Friday, August 26, 2016

Dragon Naturally Speaking Accessibility Lapse

The Theme of RantWoman's day: Seemingly small matters that wind up being a giant pain in the neck for a small but crucial segment of one's customer base.

The first object of RantWoman's thematic focus Dragon Naturally Speaking version 13 and higher.

Some exuberant reviews
http://www.toptenreviews.com/business/software/best-voice-recognition-software/dragon-premium-review/

http://www.pcworld.com/article/2458363/dragon-naturallyspeaking-13-review-better-than-ever-at-letting-you-speak-freely.html

The problems:
Dragon and its parent company Nuance advertise Dragon as an accessibility tool BUT a change starting with version 13 makes the product completely inaccessible to one category of users and dangerous for other users who rely on multiple accessibility tools.
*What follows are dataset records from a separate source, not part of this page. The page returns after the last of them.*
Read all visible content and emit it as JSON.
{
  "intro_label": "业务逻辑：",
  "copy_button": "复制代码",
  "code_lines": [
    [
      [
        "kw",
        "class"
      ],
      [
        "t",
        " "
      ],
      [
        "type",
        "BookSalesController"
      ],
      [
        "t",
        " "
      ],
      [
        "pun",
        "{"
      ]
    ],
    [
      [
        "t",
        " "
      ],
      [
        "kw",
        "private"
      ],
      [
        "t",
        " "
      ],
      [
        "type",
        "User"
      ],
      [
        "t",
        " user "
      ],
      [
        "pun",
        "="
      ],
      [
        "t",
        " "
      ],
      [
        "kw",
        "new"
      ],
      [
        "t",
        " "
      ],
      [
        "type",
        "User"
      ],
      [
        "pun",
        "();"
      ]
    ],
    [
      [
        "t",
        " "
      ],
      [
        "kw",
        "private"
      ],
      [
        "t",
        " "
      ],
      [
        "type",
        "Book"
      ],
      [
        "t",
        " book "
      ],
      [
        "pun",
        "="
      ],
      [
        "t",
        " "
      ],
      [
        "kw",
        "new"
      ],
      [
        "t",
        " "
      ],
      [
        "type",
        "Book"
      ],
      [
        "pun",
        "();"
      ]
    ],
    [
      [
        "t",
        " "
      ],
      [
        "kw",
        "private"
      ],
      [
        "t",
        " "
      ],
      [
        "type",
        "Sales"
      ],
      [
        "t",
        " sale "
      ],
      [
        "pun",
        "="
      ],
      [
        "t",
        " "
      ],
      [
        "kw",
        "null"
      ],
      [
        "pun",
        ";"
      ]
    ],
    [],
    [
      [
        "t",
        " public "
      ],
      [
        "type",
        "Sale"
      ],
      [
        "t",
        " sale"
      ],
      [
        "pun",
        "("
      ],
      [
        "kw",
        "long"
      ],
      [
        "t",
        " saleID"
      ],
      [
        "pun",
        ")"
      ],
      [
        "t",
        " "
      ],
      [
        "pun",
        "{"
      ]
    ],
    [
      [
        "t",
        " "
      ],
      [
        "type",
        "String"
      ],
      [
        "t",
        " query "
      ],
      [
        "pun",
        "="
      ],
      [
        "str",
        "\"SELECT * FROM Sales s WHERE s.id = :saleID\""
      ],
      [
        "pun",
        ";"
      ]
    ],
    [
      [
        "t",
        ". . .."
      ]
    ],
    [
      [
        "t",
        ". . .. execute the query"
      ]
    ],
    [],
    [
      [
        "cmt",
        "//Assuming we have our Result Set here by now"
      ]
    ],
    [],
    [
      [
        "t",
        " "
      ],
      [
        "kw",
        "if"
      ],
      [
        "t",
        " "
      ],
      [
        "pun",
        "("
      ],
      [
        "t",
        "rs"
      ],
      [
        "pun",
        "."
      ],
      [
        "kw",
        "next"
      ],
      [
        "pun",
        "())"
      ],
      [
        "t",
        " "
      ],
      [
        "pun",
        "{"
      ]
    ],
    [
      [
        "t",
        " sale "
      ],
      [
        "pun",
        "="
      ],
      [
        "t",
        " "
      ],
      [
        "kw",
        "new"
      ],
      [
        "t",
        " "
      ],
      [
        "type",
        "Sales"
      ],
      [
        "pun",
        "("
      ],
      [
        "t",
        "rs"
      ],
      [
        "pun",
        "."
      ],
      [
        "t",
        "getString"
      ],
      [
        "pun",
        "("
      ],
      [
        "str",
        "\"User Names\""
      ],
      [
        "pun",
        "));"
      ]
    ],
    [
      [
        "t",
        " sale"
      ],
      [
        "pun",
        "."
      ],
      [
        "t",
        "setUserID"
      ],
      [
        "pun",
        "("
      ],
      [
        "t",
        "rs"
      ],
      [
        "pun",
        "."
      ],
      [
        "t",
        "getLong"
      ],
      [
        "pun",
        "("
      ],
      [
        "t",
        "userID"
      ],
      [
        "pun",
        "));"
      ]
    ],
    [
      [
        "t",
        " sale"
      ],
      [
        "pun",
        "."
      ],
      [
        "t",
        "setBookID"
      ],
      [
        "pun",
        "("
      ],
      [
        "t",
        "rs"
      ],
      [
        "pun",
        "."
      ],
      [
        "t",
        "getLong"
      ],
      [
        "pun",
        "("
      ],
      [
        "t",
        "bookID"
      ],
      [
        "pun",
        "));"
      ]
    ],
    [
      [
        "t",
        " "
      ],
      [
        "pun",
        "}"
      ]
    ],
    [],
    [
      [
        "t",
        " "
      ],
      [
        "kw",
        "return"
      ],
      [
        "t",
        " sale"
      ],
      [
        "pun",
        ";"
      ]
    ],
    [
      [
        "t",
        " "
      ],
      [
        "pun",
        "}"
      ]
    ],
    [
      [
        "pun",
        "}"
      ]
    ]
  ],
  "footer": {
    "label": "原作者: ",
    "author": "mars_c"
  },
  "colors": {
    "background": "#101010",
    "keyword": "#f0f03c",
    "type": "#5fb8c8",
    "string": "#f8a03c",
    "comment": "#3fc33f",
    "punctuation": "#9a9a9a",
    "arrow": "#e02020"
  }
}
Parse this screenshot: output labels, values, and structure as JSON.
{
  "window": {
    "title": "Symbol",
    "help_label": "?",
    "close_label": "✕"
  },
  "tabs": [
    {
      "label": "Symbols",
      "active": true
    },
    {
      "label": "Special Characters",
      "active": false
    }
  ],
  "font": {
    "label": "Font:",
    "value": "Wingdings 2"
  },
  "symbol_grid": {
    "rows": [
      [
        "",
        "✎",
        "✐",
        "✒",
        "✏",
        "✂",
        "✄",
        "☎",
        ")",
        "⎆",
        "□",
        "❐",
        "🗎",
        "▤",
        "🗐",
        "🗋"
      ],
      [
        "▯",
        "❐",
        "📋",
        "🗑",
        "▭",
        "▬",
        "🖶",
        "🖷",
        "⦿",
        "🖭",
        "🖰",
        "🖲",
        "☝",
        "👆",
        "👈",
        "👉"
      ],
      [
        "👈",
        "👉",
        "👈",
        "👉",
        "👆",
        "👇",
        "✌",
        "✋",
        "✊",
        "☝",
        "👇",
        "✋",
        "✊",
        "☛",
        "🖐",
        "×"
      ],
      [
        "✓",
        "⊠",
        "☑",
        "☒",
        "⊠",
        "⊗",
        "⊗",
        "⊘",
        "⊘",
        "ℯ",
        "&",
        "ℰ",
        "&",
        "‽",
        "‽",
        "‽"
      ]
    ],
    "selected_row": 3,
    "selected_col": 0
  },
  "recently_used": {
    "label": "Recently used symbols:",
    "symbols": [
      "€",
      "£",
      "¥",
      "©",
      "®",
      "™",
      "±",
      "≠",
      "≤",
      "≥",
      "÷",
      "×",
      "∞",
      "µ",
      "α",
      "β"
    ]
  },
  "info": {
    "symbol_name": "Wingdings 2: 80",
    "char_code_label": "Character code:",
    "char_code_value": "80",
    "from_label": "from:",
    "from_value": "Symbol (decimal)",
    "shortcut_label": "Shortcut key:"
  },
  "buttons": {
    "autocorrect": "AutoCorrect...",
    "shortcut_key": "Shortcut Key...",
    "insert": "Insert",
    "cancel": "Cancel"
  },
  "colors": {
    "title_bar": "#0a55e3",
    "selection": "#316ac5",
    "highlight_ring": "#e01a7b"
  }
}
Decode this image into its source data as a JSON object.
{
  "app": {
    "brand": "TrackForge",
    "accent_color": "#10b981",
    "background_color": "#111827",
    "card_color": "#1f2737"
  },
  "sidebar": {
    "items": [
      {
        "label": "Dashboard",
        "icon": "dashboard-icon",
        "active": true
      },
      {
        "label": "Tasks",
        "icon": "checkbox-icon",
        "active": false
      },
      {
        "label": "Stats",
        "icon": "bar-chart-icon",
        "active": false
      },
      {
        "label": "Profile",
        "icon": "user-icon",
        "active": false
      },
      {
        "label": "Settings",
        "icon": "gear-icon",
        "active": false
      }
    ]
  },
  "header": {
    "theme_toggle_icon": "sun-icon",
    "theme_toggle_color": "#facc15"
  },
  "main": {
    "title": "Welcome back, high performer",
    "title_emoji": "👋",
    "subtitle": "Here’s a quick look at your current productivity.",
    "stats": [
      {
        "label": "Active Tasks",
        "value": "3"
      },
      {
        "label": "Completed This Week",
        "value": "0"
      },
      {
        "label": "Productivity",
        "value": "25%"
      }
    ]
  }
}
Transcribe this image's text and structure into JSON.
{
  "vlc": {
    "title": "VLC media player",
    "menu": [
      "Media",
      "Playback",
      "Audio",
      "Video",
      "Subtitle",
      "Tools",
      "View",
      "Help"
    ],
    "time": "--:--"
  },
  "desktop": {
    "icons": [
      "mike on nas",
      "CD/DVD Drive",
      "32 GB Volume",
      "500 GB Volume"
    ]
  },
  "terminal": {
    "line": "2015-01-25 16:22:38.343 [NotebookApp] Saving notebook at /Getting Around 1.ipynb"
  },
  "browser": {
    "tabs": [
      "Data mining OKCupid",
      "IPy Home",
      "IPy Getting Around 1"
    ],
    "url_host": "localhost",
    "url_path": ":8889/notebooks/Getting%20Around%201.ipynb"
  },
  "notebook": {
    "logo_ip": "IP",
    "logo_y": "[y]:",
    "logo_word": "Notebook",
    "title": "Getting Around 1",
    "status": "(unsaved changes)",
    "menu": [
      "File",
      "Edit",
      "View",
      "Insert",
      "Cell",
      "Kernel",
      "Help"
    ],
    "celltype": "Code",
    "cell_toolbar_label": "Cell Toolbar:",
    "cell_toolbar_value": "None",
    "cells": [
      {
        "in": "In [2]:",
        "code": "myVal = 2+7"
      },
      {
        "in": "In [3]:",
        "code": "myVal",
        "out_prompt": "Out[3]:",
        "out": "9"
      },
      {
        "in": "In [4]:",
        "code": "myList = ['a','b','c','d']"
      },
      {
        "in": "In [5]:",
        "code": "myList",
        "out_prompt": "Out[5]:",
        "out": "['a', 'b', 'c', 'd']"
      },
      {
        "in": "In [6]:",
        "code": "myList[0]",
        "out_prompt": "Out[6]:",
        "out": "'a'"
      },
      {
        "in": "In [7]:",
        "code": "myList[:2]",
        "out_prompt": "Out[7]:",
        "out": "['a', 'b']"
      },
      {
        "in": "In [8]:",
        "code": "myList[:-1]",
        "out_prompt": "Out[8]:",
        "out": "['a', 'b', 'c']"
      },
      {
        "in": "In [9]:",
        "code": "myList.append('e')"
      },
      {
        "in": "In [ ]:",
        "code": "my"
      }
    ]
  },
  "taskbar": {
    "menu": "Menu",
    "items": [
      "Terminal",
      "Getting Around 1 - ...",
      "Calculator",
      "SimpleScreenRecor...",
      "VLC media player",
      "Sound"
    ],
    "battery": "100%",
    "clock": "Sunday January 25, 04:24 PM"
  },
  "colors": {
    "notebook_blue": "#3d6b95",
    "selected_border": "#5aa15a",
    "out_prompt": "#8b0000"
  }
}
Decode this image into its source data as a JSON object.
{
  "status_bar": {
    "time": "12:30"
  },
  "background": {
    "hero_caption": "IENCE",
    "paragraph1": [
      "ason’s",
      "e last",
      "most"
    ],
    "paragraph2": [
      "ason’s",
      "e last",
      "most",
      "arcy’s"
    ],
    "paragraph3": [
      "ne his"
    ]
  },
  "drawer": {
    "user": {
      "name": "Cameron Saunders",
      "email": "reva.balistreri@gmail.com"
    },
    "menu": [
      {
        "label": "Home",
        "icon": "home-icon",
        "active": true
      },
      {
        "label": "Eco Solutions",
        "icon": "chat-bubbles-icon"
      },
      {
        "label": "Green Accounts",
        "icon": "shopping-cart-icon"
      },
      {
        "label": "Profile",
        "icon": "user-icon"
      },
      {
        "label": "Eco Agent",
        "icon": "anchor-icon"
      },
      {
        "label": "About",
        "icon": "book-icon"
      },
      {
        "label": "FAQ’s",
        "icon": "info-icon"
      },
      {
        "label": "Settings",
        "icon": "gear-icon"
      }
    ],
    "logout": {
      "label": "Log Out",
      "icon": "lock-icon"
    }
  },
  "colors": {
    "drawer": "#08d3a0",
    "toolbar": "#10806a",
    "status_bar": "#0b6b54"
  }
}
The change: The newest versions of Dragon turn off the microphone before the program goes completely through its shutdown routine. That means if one WANTS to review the check boxes about whether or not to save one's speech file and one is working hands-free, because of an injury, because one's hands to not work or one does not have hands or all the reasons people need to work hands free. once the microphone is off one no longer has control of the software.

RantWoman does not even want to speculate about whether this change is some thoughtless coding oversight or the result of testing only with users who do not rely on the product for accessibility. Frankly, why is a metaphysical question and RantWoman would just like the developers to rid the software of this accessibility lapse as quickly as possible.

The STAR Center  resident Dragon expert has spent hours on the phone with tech support. He reports that the helpdesk had to be induced to try the situation on their own computers. He also reports that so far he has heard NO offers to revisit the problem to fix this accessibility barrier say in an interim update.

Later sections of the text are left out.